Campari wasn’t a restaurant in any sense I understood. If there was a menu, I don’t remember it. You wandered into a bustling room with a faintly Alpine/Tyrolean mood, found a stool at the long rectangular bar and started foraging. Near the kitchen was a woman surrounded by food – a grand antipasti selection, although it wasn’t called that. She’d plate your selection – a piece of cold, crumbed fish fillet, Russian salad, pickled artichokes, a bit of radicchio – and come up with a price, which you’d pay with something we used to call “cash”. No prices were posted; you only knew the somewhat arbitrary figure seemed a fair exchange.

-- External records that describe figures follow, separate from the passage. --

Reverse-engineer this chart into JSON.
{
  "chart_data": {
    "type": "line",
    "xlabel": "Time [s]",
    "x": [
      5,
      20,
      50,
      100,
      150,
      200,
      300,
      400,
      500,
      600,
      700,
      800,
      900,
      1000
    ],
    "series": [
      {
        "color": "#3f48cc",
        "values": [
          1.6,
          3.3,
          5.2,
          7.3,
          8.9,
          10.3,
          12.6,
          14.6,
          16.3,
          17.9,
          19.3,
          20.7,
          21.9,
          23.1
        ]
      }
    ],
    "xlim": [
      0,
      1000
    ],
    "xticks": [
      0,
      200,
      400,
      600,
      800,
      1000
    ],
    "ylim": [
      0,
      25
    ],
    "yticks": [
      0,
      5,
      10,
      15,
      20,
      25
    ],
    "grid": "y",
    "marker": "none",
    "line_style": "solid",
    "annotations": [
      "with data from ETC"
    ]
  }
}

Like I said, Campari was a treat. I wish it were still there. Because the time seems right for alternative business models, ones that get around the heavy staffing demands of a typical restaurant yet still deliver food made well with quality ingredients. Places that tick many of the same boxes as restaurants but defy being put in a box themselves. Places that offer professional fulfilment to their operators without the workloads, and ego nonsense, of being big fish in the “hospo” world. Shudder.
Two examples will hopefully prove to be bellwethers. In Brisbane’s Fortitude Valley, a well-known restaurateur has opened Sunshine; the name’s perfect. You can eat in, on the terrace, or take away. You start at one end of the U-shaped servery and point at what you want as you make your way round. All the food is vegetarian – although that almost seems irrelevant – with Greek and Turkish overtones. A bit of rice, a stuffed zucchini, some dolmades, mixed salad, grilled red pepper, slices of proper bread with cashew butter… a lot of good-looking food to edit down into one plate. They weigh it, and charge accordingly, very fairly; my lunch was $18.32. Take the tray, grab condiments and cutlery and head for a table. Water? Serve yourself. It’s a Mediterranean canteen for the James Street locals, and it made me a little nostalgic.
Second, in Busselton of all places, southwest WA, the former head chef at Noma Copenhagen and his partner, the former gardener at said famous restaurant, have opened Alberta’s. They trade four mornings a week, no lunch. No dinner. But every piece of food they serve has so much care, love and craft behind it. Unsurprising, given their background. Alberta’s is neither cafe nor restaurant but it is certainly lovely. An alternative. A bit of lateral thinking, and the time is ripe.